We roll the dog with gray wool in those places where it is necessary. It is better to have a photograph of a husky in front of your eyes during this process. We roll the wool with a thin needle. I chose dark gray wool. The point is that we will “fluff” the toy with a reverse needle. The reverse needle pulls out individual hairs from the toy. We made the base from white wool, which means that after processing with a reverse needle, the toy will become lighter.


The toy is already becoming like a husky :)


And the top view:


There is very little left.

Let's make a ponytail. Take a bunch of white wool and give it a cone shape. We fold the end of the bundle.


We wrap the tail with gray wool.


Using a sponge, roll the gray wool onto the white one and give the bun the shape of a ponytail. There is no need to felt the top end.


We roll the tail to the body. Again, experiment with the position of the ponytail. If you have slightly miscalculated the position of the paws and the husky is not sitting very confidently, the correct position of the tail will help correct this.


The tail is curled!


Now let's make the fingers. We will work with a “corona” needle.


p>I made the eyes from self-hardening clay. You can purchase ready-made eyes for toys or try making them yourself. We make “cakes” from clay and let them dry. Then use fine sandpaper or a nail file to remove any unevenness. Use a pencil to outline the pupils and iris. We paint the eyes with paints (first we apply the main tone - blue - then we draw the pupils and only after that, when the paint has dried, we draw the highlights). Cover the eyes with varnish.

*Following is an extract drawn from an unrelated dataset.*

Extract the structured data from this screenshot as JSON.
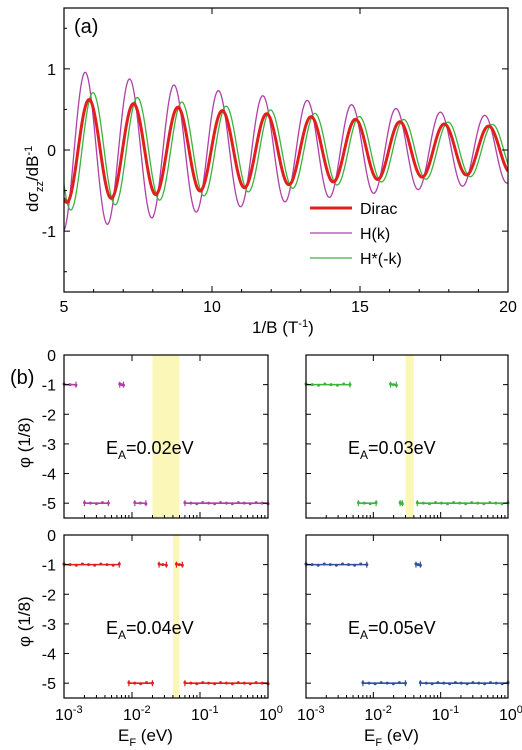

While the eyes are drying, we will make indentations for the eyes on the husky's face. I do this with a needle number 38. Black wool can be used to slightly shade the line of the mouth.


Place a drop of Moment Crystal glue on the back of the eye and place it in the recesses.


Let's do the eyebrows. To do this, take a small bunch of white wool.


We roll this bunch over the eye. We work with a thin needle.


Using black wool we make stripes on the muzzle:


Now let's make the toy fluffy. To do this, we will use a reverse needle.